Im Gegensatz zu den offiziellen Angaben des Herstellers, über die wir bereits berichteten, liegt die Ausfallrate in den USA in Wirklichkeit nicht bei den propagierten zwei bis drei Prozent, sondern bei mehr als dem Zehnfachen. Renommierte Einzelhändler wie EB Games und Gamestop, die ebenfalls an der Studie teilnahmen, blicken nach eigenen Angaben auf berechtigte Reklamationen im Bereich von 30 bis 33 Prozent zurück. Während des Verkaufsstarts der ersten Generation der Konsole lag die Zahl sogar bei fast 50 Prozent, worauf Microsoft auch von sich aus mit einer Garantieverlängerung auf ein Jahr reagierte.

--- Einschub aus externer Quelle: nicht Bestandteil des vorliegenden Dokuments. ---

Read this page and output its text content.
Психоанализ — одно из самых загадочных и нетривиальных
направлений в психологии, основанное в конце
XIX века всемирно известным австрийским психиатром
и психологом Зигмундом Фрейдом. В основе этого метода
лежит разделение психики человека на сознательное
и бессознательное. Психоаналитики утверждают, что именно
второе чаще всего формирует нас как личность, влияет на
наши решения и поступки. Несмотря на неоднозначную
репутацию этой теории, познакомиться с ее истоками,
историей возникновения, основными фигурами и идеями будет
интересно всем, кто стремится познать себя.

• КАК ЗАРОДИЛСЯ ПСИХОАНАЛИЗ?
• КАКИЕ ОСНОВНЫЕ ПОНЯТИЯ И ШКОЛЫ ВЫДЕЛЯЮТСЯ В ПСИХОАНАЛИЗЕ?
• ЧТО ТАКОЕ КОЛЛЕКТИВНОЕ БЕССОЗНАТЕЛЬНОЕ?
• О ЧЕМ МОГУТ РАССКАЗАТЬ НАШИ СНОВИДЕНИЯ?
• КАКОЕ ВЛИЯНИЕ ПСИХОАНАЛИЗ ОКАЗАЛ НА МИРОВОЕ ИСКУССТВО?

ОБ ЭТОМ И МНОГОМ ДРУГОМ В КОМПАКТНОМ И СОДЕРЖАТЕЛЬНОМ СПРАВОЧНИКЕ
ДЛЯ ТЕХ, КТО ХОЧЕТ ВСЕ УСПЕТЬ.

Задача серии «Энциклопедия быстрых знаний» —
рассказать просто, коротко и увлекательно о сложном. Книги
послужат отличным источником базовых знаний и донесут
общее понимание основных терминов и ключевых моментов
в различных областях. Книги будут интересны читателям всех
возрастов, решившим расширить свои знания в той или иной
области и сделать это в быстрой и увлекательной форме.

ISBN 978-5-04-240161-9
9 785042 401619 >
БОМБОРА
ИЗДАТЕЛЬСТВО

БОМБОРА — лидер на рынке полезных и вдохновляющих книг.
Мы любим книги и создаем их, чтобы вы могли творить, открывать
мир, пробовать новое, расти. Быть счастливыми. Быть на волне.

Da sich die Kosten für eine Reparatur außerhalb der Garantiezeit auf ca. 180 US-Dollar belaufen, bieten viele der Händler einen eigenen Garantieservice an. Der Preis dieser Angebote musste jedoch verdoppelt werden, da das hohe Reparaturaufkommen auf Dauer nicht anders gestemmt werden konnte. Weiterhin wird eine eingereichte Konsole jetzt nicht mehr einfach durch eine Neue ersetzt, sondern lediglich überholt.

Glücklicherweise sind für europäische Besitzer einer Xbox 360 solche "Zusatzgarantien" größtenteils entbehrlich, da Microsoft zum Beispiel in Deutschland von Rechts wegen her zu einer zweijährigen Garantie verpflichtet ist.